The viral loads of WHCV in BALF were determined by quantitative real-time RT–PCR using the Takara One Step PrimeScript RT–PCR kit (Takara RR064A) following the manufacturer’s instructions. Real-time RT–PCR was performed using 2.5 μl RNA with 8 pmol of each primer and 4 pmol probe under the following conditions: reverse transcription at 42 °C for 10 min, 95 °C for 1 min, followed by 40 cycles of 95 °C for 15 s and 60 °C for 1 min. The reactions were performed and detected by ABI 7500 Real-Time PCR Systems. The PCR product covering the Taqman primers and probe region was cloned into pLB vector using the Lethal Based Simple Fast Cloning Kit (TianGen) as standards for quantitative viral load test.

Virus genome characterization and phylogenetic analysis

For the newly identified virus genome, the potential ORFs were predicted and annotated using the conserved signatures of the cleavage sites recognized by coronavirus proteinases, and were processed in the Lasergene software package (v.7.1, DNAstar). The viral genes were aligned using the L-INS-i algorithm implemented in MAFFT (v.7.407)37.

Phylogenetic analyses were then performed using the nucleotide sequences of various CoV gene datasets: (1) whole genome, (2) ORF1a, (3) ORF1b, (4) nsp5 (3CLpro), (5) RdRp (nsp12), (6) nsp13 (Hel), (7) nsp14 (ExoN), (8) nsp15 (NendoU), (9) nsp16 (O-MT), (10) spike (S) and (11) nucleocapsid (N). Phylogenetic trees were inferred using the maximum likelihood method implemented in the PhyML program (v.3.0)38, using the generalized time reversible substitution model and subtree pruning and regrafting branch swapping. Bootstrap support values were calculated from 1,000 pseudo-replicate trees. The best-fitting model of nucleotide substitution was determined using MEGA (v.5)39. Amino acid identities among sequences were calculated using the MegAlign program implemented in the Lasergene software package (v.7.1, DNAstar).
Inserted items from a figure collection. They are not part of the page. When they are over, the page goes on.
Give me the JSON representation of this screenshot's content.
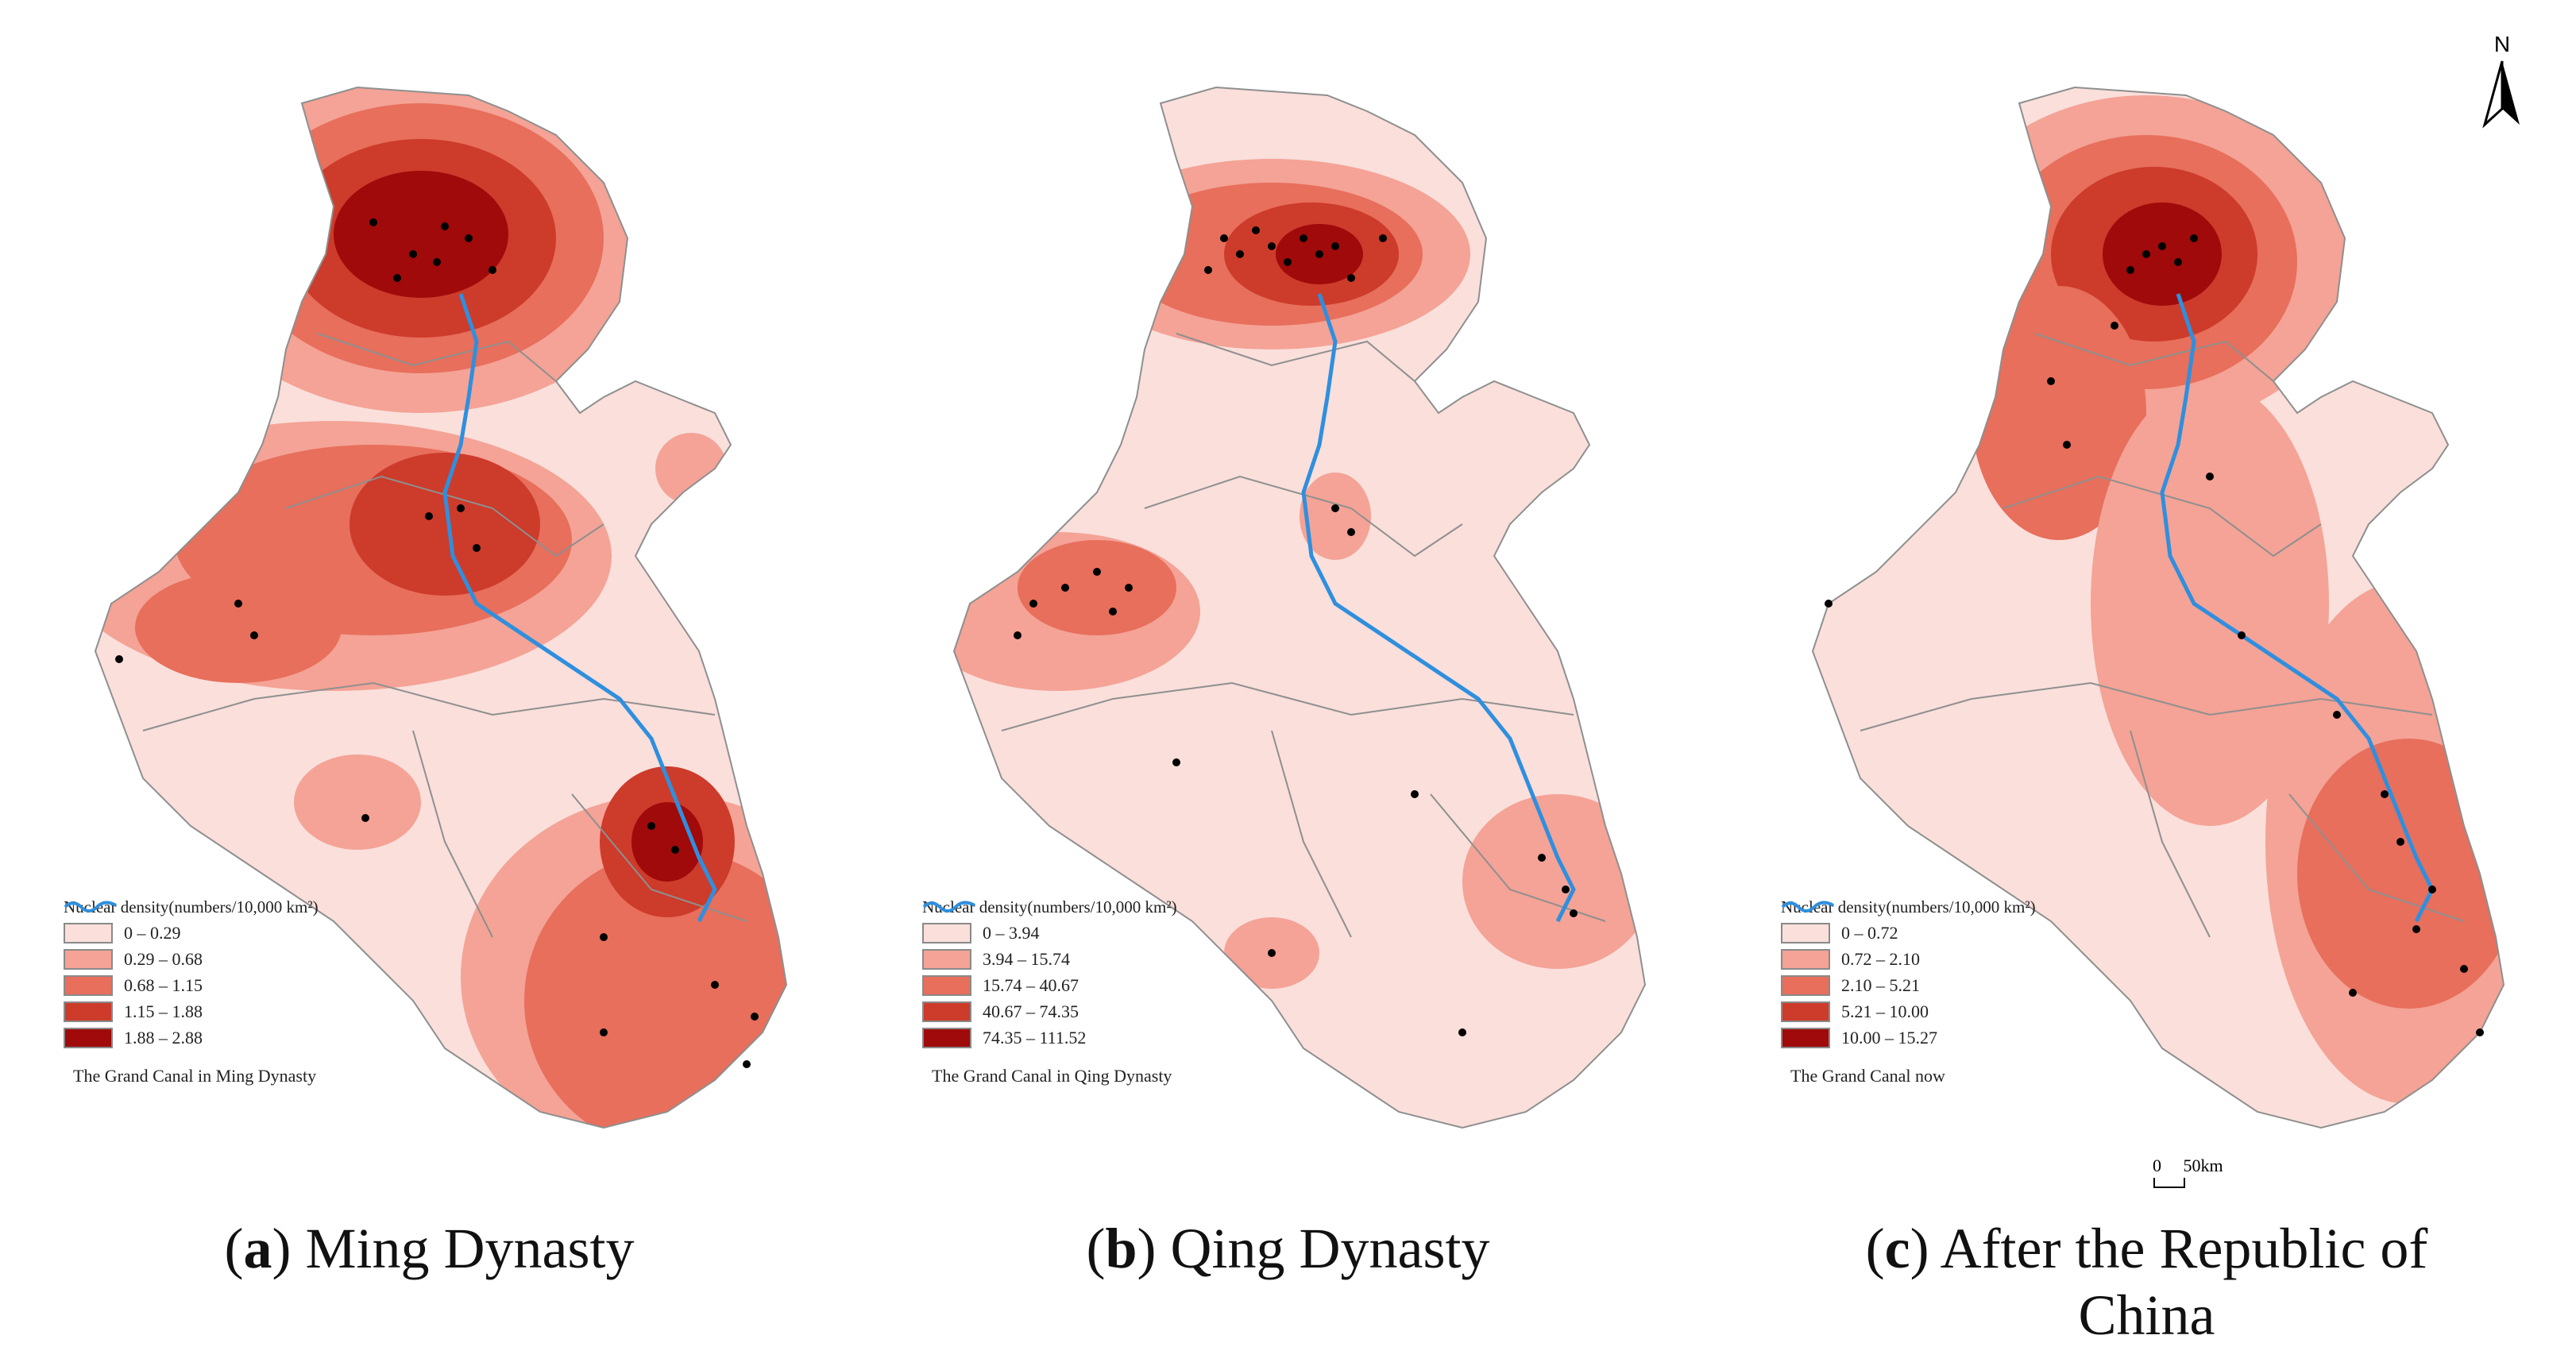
{
  "colors": {
    "class1": "#fadfdb",
    "class2": "#f4a396",
    "class3": "#e76f5c",
    "class4": "#cd3b2b",
    "class5": "#a00a0a",
    "canal": "#2f8fde",
    "boundary": "#8f8f8f",
    "point": "#000000"
  },
  "north_arrow": {
    "label": "N",
    "icon": "north-arrow-icon"
  },
  "scale_bar": {
    "zero": "0",
    "distance": "50km"
  },
  "panels": [
    {
      "legend": {
        "title": "Nuclear density(numbers/10,000 km²)",
        "classes": [
          "0 – 0.29",
          "0.29 – 0.68",
          "0.68 – 1.15",
          "1.15 – 1.88",
          "1.88 – 2.88"
        ],
        "canal_label": "The Grand Canal in Ming Dynasty"
      },
      "caption": {
        "letter": "a",
        "text": "Ming Dynasty"
      }
    },
    {
      "legend": {
        "title": "Nuclear density(numbers/10,000 km²)",
        "classes": [
          "0 – 3.94",
          "3.94 – 15.74",
          "15.74 – 40.67",
          "40.67 – 74.35",
          "74.35 – 111.52"
        ],
        "canal_label": "The Grand Canal in Qing Dynasty"
      },
      "caption": {
        "letter": "b",
        "text": "Qing Dynasty"
      }
    },
    {
      "legend": {
        "title": "Nuclear density(numbers/10,000 km²)",
        "classes": [
          "0 – 0.72",
          "0.72 – 2.10",
          "2.10 – 5.21",
          "5.21 – 10.00",
          "10.00 – 15.27"
        ],
        "canal_label": "The Grand Canal now"
      },
      "caption": {
        "letter": "c",
        "text": "After the Republic of",
        "text2": "China"
      }
    }
  ]
}
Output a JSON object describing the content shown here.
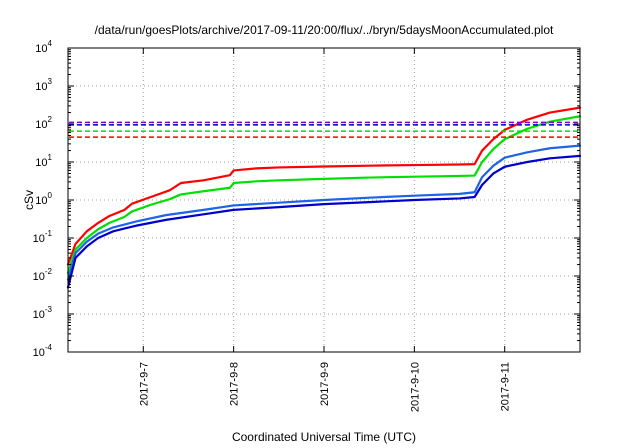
{
  "chart_data": {
    "type": "line",
    "title": "/data/run/goesPlots/archive/2017-09-11/20:00/flux/../bryn/5daysMoonAccumulated.plot",
    "xlabel": "Coordinated Universal Time (UTC)",
    "ylabel": "cSv",
    "y_scale": "log",
    "ylim": [
      0.0001,
      10000
    ],
    "y_ticks": [
      {
        "value": 0.0001,
        "base": "10",
        "exp": "-4"
      },
      {
        "value": 0.001,
        "base": "10",
        "exp": "-3"
      },
      {
        "value": 0.01,
        "base": "10",
        "exp": "-2"
      },
      {
        "value": 0.1,
        "base": "10",
        "exp": "-1"
      },
      {
        "value": 1,
        "base": "10",
        "exp": "0"
      },
      {
        "value": 10,
        "base": "10",
        "exp": "1"
      },
      {
        "value": 100,
        "base": "10",
        "exp": "2"
      },
      {
        "value": 1000,
        "base": "10",
        "exp": "3"
      },
      {
        "value": 10000,
        "base": "10",
        "exp": "4"
      }
    ],
    "xlim": [
      "2017-09-06 04:00",
      "2017-09-11 20:00"
    ],
    "x_ticks": [
      "2017-9-7",
      "2017-9-8",
      "2017-9-9",
      "2017-9-10",
      "2017-9-11"
    ],
    "grid": true,
    "series": [
      {
        "color": "#ff0000",
        "style": "solid",
        "points": [
          [
            "2017-09-06 04:00",
            0.02
          ],
          [
            "2017-09-06 06:00",
            0.07
          ],
          [
            "2017-09-06 09:00",
            0.15
          ],
          [
            "2017-09-06 12:00",
            0.25
          ],
          [
            "2017-09-06 15:00",
            0.38
          ],
          [
            "2017-09-06 19:00",
            0.55
          ],
          [
            "2017-09-06 21:00",
            0.8
          ],
          [
            "2017-09-07 02:00",
            1.2
          ],
          [
            "2017-09-07 07:00",
            1.8
          ],
          [
            "2017-09-07 10:00",
            2.8
          ],
          [
            "2017-09-07 16:00",
            3.3
          ],
          [
            "2017-09-07 23:00",
            4.5
          ],
          [
            "2017-09-08 00:00",
            6.0
          ],
          [
            "2017-09-08 06:00",
            6.8
          ],
          [
            "2017-09-08 12:00",
            7.2
          ],
          [
            "2017-09-09 00:00",
            7.6
          ],
          [
            "2017-09-09 12:00",
            8.0
          ],
          [
            "2017-09-10 00:00",
            8.3
          ],
          [
            "2017-09-10 12:00",
            8.6
          ],
          [
            "2017-09-10 16:00",
            8.8
          ],
          [
            "2017-09-10 18:00",
            20
          ],
          [
            "2017-09-10 21:00",
            40
          ],
          [
            "2017-09-11 00:00",
            70
          ],
          [
            "2017-09-11 06:00",
            130
          ],
          [
            "2017-09-11 12:00",
            200
          ],
          [
            "2017-09-11 20:00",
            270
          ]
        ]
      },
      {
        "color": "#00e000",
        "style": "solid",
        "points": [
          [
            "2017-09-06 04:00",
            0.012
          ],
          [
            "2017-09-06 06:00",
            0.05
          ],
          [
            "2017-09-06 09:00",
            0.1
          ],
          [
            "2017-09-06 12:00",
            0.17
          ],
          [
            "2017-09-06 15:00",
            0.25
          ],
          [
            "2017-09-06 19:00",
            0.36
          ],
          [
            "2017-09-06 21:00",
            0.5
          ],
          [
            "2017-09-07 02:00",
            0.75
          ],
          [
            "2017-09-07 07:00",
            1.05
          ],
          [
            "2017-09-07 10:00",
            1.4
          ],
          [
            "2017-09-07 16:00",
            1.7
          ],
          [
            "2017-09-07 23:00",
            2.1
          ],
          [
            "2017-09-08 00:00",
            2.8
          ],
          [
            "2017-09-08 06:00",
            3.1
          ],
          [
            "2017-09-08 12:00",
            3.3
          ],
          [
            "2017-09-09 00:00",
            3.6
          ],
          [
            "2017-09-09 12:00",
            3.9
          ],
          [
            "2017-09-10 00:00",
            4.1
          ],
          [
            "2017-09-10 12:00",
            4.3
          ],
          [
            "2017-09-10 16:00",
            4.4
          ],
          [
            "2017-09-10 18:00",
            10
          ],
          [
            "2017-09-10 21:00",
            22
          ],
          [
            "2017-09-11 00:00",
            40
          ],
          [
            "2017-09-11 06:00",
            75
          ],
          [
            "2017-09-11 12:00",
            115
          ],
          [
            "2017-09-11 20:00",
            160
          ]
        ]
      },
      {
        "color": "#1e64e6",
        "style": "solid",
        "points": [
          [
            "2017-09-06 04:00",
            0.008
          ],
          [
            "2017-09-06 06:00",
            0.04
          ],
          [
            "2017-09-06 09:00",
            0.08
          ],
          [
            "2017-09-06 12:00",
            0.13
          ],
          [
            "2017-09-06 16:00",
            0.19
          ],
          [
            "2017-09-06 22:00",
            0.27
          ],
          [
            "2017-09-07 06:00",
            0.4
          ],
          [
            "2017-09-07 16:00",
            0.55
          ],
          [
            "2017-09-08 00:00",
            0.72
          ],
          [
            "2017-09-08 12:00",
            0.85
          ],
          [
            "2017-09-09 00:00",
            1.0
          ],
          [
            "2017-09-09 12:00",
            1.15
          ],
          [
            "2017-09-10 00:00",
            1.3
          ],
          [
            "2017-09-10 12:00",
            1.45
          ],
          [
            "2017-09-10 16:00",
            1.6
          ],
          [
            "2017-09-10 18:00",
            4
          ],
          [
            "2017-09-10 21:00",
            8
          ],
          [
            "2017-09-11 00:00",
            13
          ],
          [
            "2017-09-11 06:00",
            18
          ],
          [
            "2017-09-11 12:00",
            23
          ],
          [
            "2017-09-11 20:00",
            27
          ]
        ]
      },
      {
        "color": "#0000cc",
        "style": "solid",
        "points": [
          [
            "2017-09-06 04:00",
            0.005
          ],
          [
            "2017-09-06 06:00",
            0.03
          ],
          [
            "2017-09-06 09:00",
            0.06
          ],
          [
            "2017-09-06 12:00",
            0.1
          ],
          [
            "2017-09-06 16:00",
            0.15
          ],
          [
            "2017-09-06 22:00",
            0.21
          ],
          [
            "2017-09-07 06:00",
            0.3
          ],
          [
            "2017-09-07 16:00",
            0.42
          ],
          [
            "2017-09-08 00:00",
            0.55
          ],
          [
            "2017-09-08 12:00",
            0.65
          ],
          [
            "2017-09-09 00:00",
            0.78
          ],
          [
            "2017-09-09 12:00",
            0.88
          ],
          [
            "2017-09-10 00:00",
            1.0
          ],
          [
            "2017-09-10 12:00",
            1.1
          ],
          [
            "2017-09-10 16:00",
            1.2
          ],
          [
            "2017-09-10 18:00",
            2.5
          ],
          [
            "2017-09-10 21:00",
            5
          ],
          [
            "2017-09-11 00:00",
            7.5
          ],
          [
            "2017-09-11 06:00",
            10
          ],
          [
            "2017-09-11 12:00",
            12.5
          ],
          [
            "2017-09-11 20:00",
            14.5
          ]
        ]
      },
      {
        "color": "#8800cc",
        "style": "dashed",
        "constant": 110
      },
      {
        "color": "#0000cc",
        "style": "dashed",
        "constant": 95
      },
      {
        "color": "#00e000",
        "style": "dashed",
        "constant": 65
      },
      {
        "color": "#ff0000",
        "style": "dashed",
        "constant": 45
      }
    ]
  }
}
Genome recombination analysis

Potential recombination events in the history of the sarbecoviruses were assessed using both the RDP419 and Simplot (v.3.5.1)40. The RDP4 analysis was conducted based on the complete genome (nucleotide) sequence, using RDP, GENECONV, BootScan, maximum chi square, Chimera, SISCAN and 3SEQ methods. Putative recombination events were identified with a Bonferroni corrected P-value cut-off of 0.01. Similarity plots were inferred using Simplot to further characterize potential recombination events, including the location of possible breakpoints.

Analysis of the RBD domain of the spike protein of WHCV

An amino acid sequence alignment of RBD sequences from WHCV, SARS-CoVs and bat SARS-like CoVs was performed using MUSCLE41. The predicted protein structures of the RBD of the spike protein were estimated based on target–template alignment using ProMod3 on SWISS-MODEL server (https://swissmodel.expasy.org/). The sequences of the RBD domains spike of WHCV, Rs4874 and Rp3 were searched by BLAST against the primary amino acid sequence contained in the SWISS-MODEL template library (last update, 9 January 2020; last included PDB release, 3 January 2020). Models were built based on the target–template alignment using ProMod3. The global and per-residue model quality was assessed using the QMEAN scoring function42. The PDB files of the predicted protein structures were displayed and compared with the crystal structures of the spike RBD of SARS-CoV (PDB 2GHV)43 and the crystal of structure of the spike RBD of SARS-CoV complexed with human ACE2 (PDB 2AJF)15.

Reporting summary

Further information on research design is available in the Nature Research Reporting Summary linked to this paper.